07.45 Uhr Ich öffne die Augen und lasse Hund Dixon wissen, dass ich heute Geburtstag habe. Der Vierbeiner spitzt die Ohren und hüpft ausgelassen ins Bett, um mir übers Gesicht zu schlecken. Ich komme aus dem Lachen gar nicht mehr heraus und erkläre, dass ich von meinen Verwandten und Freunden bestimmt reich beschenkt werde.
08.15 Uhr Voller Vorfreude führe ich den Frühsport durch und nehme dann ein Wirbelbad.
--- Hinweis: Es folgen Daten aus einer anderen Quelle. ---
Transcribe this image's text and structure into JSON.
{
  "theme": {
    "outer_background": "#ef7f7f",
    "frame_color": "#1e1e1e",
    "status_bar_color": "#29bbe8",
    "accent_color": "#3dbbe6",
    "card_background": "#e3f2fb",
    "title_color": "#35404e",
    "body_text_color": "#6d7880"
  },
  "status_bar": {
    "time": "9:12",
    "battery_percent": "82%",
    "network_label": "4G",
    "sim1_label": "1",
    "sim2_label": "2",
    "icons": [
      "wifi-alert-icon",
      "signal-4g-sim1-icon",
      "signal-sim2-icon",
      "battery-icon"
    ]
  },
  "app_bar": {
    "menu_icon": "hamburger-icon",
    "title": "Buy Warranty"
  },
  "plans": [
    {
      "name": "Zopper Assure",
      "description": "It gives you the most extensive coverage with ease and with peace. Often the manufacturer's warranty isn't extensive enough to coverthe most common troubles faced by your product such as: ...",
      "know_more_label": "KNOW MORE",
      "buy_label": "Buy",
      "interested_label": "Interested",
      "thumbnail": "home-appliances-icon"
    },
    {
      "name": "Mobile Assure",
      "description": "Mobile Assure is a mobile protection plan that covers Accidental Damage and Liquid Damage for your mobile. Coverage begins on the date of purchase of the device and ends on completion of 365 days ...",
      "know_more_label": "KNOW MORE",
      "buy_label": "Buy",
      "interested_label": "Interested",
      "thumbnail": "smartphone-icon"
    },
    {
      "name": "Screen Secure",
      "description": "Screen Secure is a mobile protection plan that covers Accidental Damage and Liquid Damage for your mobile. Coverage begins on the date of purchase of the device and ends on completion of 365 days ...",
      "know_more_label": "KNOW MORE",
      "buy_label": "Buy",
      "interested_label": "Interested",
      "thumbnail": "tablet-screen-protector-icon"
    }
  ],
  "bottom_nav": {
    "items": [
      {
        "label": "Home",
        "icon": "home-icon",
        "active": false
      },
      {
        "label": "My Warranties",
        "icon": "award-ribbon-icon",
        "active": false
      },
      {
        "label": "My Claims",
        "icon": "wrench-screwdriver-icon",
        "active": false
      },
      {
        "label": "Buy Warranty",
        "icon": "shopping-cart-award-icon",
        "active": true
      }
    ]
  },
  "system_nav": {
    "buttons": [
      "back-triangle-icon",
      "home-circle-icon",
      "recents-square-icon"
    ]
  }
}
Nebenher tippe ich Frau Pontecorvos Nummer ins NOKIA Handtelefon und erkundige mich, wann sie aus Jacksonville zurückkommen wird. Meine Nachbarin übermittelt mir die besten Glückwünsche und entgegnet, dass sie gegen 15 Uhr in Naples sein wird – das ist phantastisch.
09.00 Uhr Als ich vor dem Spiegel stehe und mein Haar aufsteile, klingelt es an der Pforte. Ich eile ruckzuck zur Haustüre und treffe meine Familie sowie Prof. Kuhn und Herrn Peter an. Die lieben Leute stimmen “Happy Birthday” (löblich: Glücklichen Geburtstag) an und überreichen mir einen stattlichen Geschenkkorb.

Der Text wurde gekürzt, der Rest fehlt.